Becoming weary of a quiet life in Balsora, and having bought trading

goods, I again went to sea with some merchants. After touching at

several places, we landed at an uninhabited island. We amused ourselves

in different ways, but I, having taken my wine and provisions, sat down

and fell asleep. When I awoke, I found that my companions were gone, and

that the ship had sailed. I climbed to the top of a very high tree, and

perceived at a distance an object that was very large and white. I

descended to the ground, and ran toward this strange-looking object.

When I approached it I found it was about fifty paces in circumference,

quite round, and as smooth as ivory, but had no sort of opening. It was

now almost sunset, and suddenly the sky became darkened. I looked up and

beheld a bird of enormous size, moving like a prodigious cloud toward

me. I recollected that I had heard of a bird called the roc, so large

that it could carry away young elephants, and I therefore conjectured

that the large object I had been looking at was the egg of this bird.

As the bird approached I crept close to the egg, so that I had one of

the legs of this winged animal before me when it alighted. This limb

being as large as the trunk of a tree, I tied myself firmly to it with

my turban.

The next morning the bird flew away, and carried me from this desert

island. I was borne so high that I could not see the earth, and then

carried downward so swiftly that I lost my senses. When I recovered, I

was on the ground. I quickly untied the cloth that bound me, and

scarcely was I free when the bird, having taken up a large serpent,

again flew away. I found myself in a deep valley, the sides of which

were too steep to be climbed. As I walked up and down in despair I

noticed that the valley was covered with diamonds of enormous size. But

I soon saw other objects of much less agreeable appearance. Immense

serpents were peeping out of holes on every side. When night came, I

took shelter in a cave, the entrance of which I guarded with the largest

stones I could find, but the hissing of the serpents entirely deprived

me of sleep. When day returned, the serpents retired to their holes; and

I came out of my cave, but with extreme fear. I walked heedless of the

serpents until I became weary, and then sat down and fell asleep. I was

awakened by something which fell near me. It was a large piece of fresh

meat, and presently I saw several other pieces.

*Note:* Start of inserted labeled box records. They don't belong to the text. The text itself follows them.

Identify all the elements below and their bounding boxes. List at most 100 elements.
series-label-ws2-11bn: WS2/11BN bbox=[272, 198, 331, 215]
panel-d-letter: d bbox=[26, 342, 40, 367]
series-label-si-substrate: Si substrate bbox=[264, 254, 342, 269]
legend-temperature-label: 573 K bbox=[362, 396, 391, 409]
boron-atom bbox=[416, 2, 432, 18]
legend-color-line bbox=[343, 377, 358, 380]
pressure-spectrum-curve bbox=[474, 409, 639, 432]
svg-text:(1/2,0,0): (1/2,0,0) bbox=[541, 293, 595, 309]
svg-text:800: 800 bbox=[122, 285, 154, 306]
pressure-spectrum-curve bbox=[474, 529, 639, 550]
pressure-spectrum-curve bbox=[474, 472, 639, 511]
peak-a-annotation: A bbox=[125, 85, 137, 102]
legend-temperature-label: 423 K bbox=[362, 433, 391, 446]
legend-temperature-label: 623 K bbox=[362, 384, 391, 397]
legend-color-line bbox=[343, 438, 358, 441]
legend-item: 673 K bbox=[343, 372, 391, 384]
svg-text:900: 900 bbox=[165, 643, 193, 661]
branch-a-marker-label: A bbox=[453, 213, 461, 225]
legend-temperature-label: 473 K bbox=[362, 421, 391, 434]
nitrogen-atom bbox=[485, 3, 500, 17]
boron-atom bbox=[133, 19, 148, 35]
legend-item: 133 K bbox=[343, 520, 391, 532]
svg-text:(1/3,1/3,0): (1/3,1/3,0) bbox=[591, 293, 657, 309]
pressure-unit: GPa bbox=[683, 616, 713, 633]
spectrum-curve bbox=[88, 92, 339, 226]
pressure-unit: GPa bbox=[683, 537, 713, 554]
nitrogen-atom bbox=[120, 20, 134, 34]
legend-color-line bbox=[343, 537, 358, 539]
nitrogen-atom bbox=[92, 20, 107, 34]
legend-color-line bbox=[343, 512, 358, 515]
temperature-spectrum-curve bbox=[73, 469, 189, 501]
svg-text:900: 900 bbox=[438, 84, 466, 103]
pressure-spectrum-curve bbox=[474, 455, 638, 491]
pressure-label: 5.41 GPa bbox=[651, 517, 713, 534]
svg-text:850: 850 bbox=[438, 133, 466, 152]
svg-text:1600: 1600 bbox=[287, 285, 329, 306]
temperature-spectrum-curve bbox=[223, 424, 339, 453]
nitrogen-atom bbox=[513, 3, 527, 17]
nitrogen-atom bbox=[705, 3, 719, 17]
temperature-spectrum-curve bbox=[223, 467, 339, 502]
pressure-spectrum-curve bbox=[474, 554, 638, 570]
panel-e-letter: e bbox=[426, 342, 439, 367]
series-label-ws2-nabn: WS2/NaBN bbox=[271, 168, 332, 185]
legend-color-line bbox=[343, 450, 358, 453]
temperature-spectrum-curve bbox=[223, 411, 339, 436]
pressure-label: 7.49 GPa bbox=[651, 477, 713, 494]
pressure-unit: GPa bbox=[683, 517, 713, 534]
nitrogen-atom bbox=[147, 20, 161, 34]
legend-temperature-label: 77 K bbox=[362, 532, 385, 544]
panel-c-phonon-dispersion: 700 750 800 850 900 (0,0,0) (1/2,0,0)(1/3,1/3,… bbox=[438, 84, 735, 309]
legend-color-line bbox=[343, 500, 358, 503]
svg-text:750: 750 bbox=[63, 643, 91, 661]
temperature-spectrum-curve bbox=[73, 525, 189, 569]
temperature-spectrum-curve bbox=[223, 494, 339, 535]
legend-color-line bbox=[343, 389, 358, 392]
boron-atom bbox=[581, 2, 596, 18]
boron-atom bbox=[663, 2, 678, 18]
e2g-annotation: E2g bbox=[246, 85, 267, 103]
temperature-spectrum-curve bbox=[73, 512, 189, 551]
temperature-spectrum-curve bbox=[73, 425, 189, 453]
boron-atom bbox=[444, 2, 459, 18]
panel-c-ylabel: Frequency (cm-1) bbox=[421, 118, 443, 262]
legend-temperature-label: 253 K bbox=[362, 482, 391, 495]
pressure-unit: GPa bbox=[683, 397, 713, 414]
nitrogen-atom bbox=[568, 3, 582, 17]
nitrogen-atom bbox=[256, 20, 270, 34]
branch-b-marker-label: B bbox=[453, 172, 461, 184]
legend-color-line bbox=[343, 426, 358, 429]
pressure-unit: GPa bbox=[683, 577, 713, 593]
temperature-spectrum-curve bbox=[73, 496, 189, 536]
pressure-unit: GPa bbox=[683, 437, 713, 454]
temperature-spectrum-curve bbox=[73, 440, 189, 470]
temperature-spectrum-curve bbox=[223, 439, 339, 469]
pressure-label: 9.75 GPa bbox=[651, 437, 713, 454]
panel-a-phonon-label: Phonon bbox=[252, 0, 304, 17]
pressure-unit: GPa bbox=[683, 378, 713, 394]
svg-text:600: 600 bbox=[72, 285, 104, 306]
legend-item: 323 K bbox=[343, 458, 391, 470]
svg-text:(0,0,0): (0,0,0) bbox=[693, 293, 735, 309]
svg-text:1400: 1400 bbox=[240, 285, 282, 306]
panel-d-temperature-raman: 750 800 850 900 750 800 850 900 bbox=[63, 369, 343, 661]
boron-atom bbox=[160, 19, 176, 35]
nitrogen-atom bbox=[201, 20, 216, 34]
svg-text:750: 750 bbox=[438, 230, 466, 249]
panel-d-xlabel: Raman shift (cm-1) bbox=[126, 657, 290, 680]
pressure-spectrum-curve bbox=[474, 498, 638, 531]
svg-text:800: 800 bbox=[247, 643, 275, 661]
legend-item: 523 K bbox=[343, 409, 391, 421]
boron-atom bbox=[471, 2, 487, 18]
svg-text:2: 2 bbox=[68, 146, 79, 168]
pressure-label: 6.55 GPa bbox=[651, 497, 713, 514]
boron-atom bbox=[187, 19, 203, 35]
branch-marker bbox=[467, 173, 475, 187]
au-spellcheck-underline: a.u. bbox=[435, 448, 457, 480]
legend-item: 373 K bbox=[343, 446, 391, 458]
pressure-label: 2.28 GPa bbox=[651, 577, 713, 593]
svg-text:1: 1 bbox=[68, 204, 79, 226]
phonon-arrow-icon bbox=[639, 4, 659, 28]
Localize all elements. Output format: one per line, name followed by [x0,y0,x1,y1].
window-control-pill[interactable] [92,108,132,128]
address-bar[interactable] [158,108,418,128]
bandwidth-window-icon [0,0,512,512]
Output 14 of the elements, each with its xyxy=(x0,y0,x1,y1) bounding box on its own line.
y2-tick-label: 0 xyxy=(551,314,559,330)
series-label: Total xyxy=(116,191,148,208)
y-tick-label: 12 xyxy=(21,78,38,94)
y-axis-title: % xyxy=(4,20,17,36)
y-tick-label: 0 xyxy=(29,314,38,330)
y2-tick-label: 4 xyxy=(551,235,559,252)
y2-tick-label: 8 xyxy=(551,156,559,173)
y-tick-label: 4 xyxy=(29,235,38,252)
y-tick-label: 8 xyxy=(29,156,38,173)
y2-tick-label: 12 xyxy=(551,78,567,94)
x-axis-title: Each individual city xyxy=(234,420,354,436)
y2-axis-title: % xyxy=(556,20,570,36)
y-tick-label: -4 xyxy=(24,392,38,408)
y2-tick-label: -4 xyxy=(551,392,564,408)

I was now convinced that I must be in the famous valley of diamonds, and

that the pieces of meat were thrown in by merchants, who expected eagles

to pounce upon the flesh, to which diamonds were almost sure to

adhere. I hastened to pick up some of the largest diamonds I could find,

which I put into a little bag, and fastened it to my girdle. I then

selected the largest piece of flesh in the valley, which I tied to my

waist with the cloth of my turban, and then lay down upon my face to

wait for the eagles. Very soon one of the strongest pounced upon the

meat on my back, and flew with me to its nest on the top of the

mountain. The merchants began shouting to frighten the eagles, and when

they had forced the birds to quit their prey, one of them came to the

nest where I was. At first the man was frightened when he saw me there,

but after recovering himself, asked me how I got there. I told him and

the rest of the merchants my story. I then opened my bag, and they

declared that they had never seen diamonds of equal luster and size with

mine. The merchants having gathered their diamonds together, we left the

place the next morning, and crossed the mountains until we reached a

port. We there took ship and proceeded to the island of Roha. At that

place I exchanged some of my diamonds for other merchandise, and we went

on to Balsora. From Balsora I reached my native city, Bagdad, in which I

lived easily upon the vast riches I had won.